The results of this study provided crucial insights, illustrating disparities in youth-reported referrals for SUD services in the critical moment of a national substance misuse epidemic. This study was the first to leverage statewide data to investigate the interaction effects of race and gender on the likelihood of ever self-reporting a referral for SUD assessment among JIC in Florida – the third largest state in the US. The sample was large and racially/ethnically diverse, with an adequate population of females. Despite its scientific merit, the study had some limitations.

The primary outcome variable was a self-reported measure of a youth’s history of being referred to service.

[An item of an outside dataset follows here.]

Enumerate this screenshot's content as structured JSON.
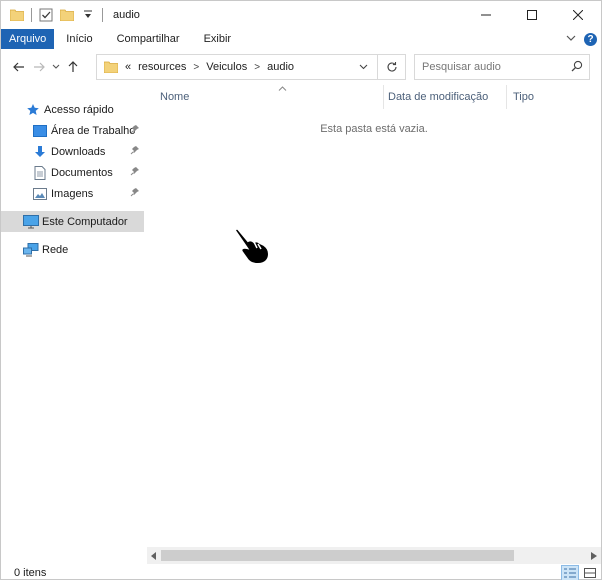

It does not specify a particular system or institution that failed to make a referral. Because the FLDJJ has a referral process with two levels of quality control (supervisor sign-off and Monitoring and Quality Improvement checks), it is highly unlikely that observed disparities in self-reported substance abuse referrals occurred in the juvenile justice system. However, this sample of youth offers some insight into the experiences of delinquent and at-risk youth in the community. Future research should leverage clinical or official records to measure referral to services. The dataset also had limited information on SU and SUD. Therefore, several cases were categorized as other drug types, and limited responses on the types of drugs used warranted collapsing several drugs into a single category, illicit drugs. Future studies should include comprehensive and detailed information, including data on initiation, diagnoses, referral source, and frequency. The PACT assessment is administered by trained FLDJJ staff. Therefore, some JIC may underreport potentially incriminating information. This may have resulted in JIC underreporting SU and explain why 67% of JIC in this sample did not report SU and why certain groups are less likely to report referrals. To improve respondent veracity among correctional populations, intake assessments should be administered by social workers or mental health counselors whom youth feel comfortable with. Certain minoritized groups were underrepresented in the data, some of which may suffer harsher consequences from racial disparities in SUD services. FLDJJ uses the Massachusetts Youth Screening Instrument – Second Version (MAYSI-2). Some scholars suggest incorporating other validated screening tools during intake, such as CRAFFT [57] or UNCOPE [58, 59], to further assess substance abuse and risk for SUD to address response bias. For example, future research should investigate disparities in services among Native American populations. Despite these limitations, this study found substantial evidence that certain groups report being referred less than others. The study also provided practical recommendations to reduce SU and health disparities among adolescents.

Conclusion

However, the findings of this current study show the elusiveness, complexity, and resilience of racial and gender disparities. Even in the context of state and federal efforts to reduce disparities, we still observe apparent differences in self-reported referrals. Among a sample of JIC who reported substance use, Black females were less likely to self-report ever being referred to SUD assessment than White males and White females. According to FLDJJ, there are strong processes in place, and experts maintain that these disparities likely occurred prior to the system or are due to alternative explanations. This disparity in self-reported referral to SUD assessment reduces access to potentially life-saving treatment services for Black females, which can lead to SUD, overdose, and related adverse health outcomes. These necessitate a further investigation of potential disparities in community samples and the implementation of disparity-reduction protocols in schools, medical facilities, and other institutions that serve youth.